Sul fronte delle commodity, il petrolio arretra: il WTI perde lo 0,5% a 102 dollari al barile, mentre il Brent scende dello 0,6% a 106,8 dollari. In flessione anche il gas naturale europeo, che si attesta a 53,2 euro al megawattora (-2,8%). In controtendenza i metalli preziosi, con l’oro in rialzo a 4.567 dollari (+0,77%) e l’argento a 73 dollari (+3,2%).

Le principali piazze europee chiudono tutte in progresso: Milano +0,72%, Parigi +0,6%, Francoforte +0,69%, Londra +0,73% e Madrid +0,99%.

Lo spread tra Btp e Bund resta stabile a 94,4 punti base, con il rendimento del decennale italiano in lieve calo al 3,95%. In flessione anche i titoli di Stato francese e tedesco.

Sul mercato valutario l’euro resta stabile sul dollaro, a 1,1465.

lunedì 30 marzo 2026

Piazza Affari chiude in rialzo: Ftse Mib +1,02% trainato da Ferrari e utility


Milano, 30 marzo 2026 – Seduta positiva per Piazza Affari, con l’indice FTSE MIB che chiude in rialzo dell’1,02% a 43.823 punti.

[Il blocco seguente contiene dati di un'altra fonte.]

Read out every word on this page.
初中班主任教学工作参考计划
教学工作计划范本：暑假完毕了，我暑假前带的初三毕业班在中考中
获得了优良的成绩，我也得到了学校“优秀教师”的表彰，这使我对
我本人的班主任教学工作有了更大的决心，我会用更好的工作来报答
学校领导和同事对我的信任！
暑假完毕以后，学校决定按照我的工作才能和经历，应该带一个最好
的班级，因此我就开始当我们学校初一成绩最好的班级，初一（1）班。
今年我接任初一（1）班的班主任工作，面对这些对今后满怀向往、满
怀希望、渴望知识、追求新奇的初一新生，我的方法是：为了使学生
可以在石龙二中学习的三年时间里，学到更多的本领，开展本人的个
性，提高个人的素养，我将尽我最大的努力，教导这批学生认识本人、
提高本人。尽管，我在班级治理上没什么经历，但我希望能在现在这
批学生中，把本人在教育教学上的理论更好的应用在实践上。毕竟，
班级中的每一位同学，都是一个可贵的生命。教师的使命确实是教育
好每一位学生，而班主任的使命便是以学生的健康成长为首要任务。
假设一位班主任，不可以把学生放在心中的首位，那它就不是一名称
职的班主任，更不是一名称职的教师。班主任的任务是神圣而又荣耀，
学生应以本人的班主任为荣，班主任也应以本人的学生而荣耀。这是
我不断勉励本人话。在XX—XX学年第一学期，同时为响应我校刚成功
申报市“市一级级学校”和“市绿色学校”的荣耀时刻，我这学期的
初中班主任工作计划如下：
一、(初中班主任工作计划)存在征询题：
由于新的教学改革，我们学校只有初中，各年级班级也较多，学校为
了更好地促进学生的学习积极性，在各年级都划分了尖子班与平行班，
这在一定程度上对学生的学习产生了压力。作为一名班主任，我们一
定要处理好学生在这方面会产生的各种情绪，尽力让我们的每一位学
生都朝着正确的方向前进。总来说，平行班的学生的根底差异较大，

Il volume degli scambi si è attestato a 3,48 miliardi di euro, in linea con le ultime sedute. Sul mercato obbligazionario, lo spread tra Btp e Bund decennali tedeschi resta stabile a 95 punti base, con il rendimento del decennale italiano in calo al 3,98%, quello tedesco al 3,03% e quello francese al 3,76%.

I titoli migliori

In evidenza Ferrari, che guadagna il 4,17% sostenuta dalle valutazioni positive di J.P. Morgan, che conferma la raccomandazione overweight e prevede un trimestre solido in vista dei risultati del 5 maggio.

Acquisti diffusi anche su utility ed energetici, con Terna (+3,43%), Eni (+2,63%), Enel (+2,82%), oltre a Saipem (+3,12%), promossa dagli analisti di Barclays.

Bene anche Nexi (+3,37%), A2A (+2,57%), Snam (+2,26%), Generali (+2%) e Stellantis (+1,89%).

Vendite e prese di profitto

In calo STMicroelectronics (-2%) e Leonardo (-1,7%), che resta comunque in forte progresso da inizio anno.

Deboli anche Lottomatica, Azimut, Mediobanca, Monte dei Paschi di Siena e UniCredit, mentre si muovono in lieve rialzo Intesa Sanpaolo e BPER Banca.

Small cap

Tra le mid e small cap, forte volatilità su BFF Bank (-54,94%) dopo la nomina di due commissari da parte di Bankitalia. Pesante anche Trevi Group (-34,08%) dopo conti e aumento di capitale.

In forte rialzo invece Salvatore Ferragamo (+7,89%) e Ferretti Group (+4,56%), sostenute dagli acquisti sul comparto lusso e nautica.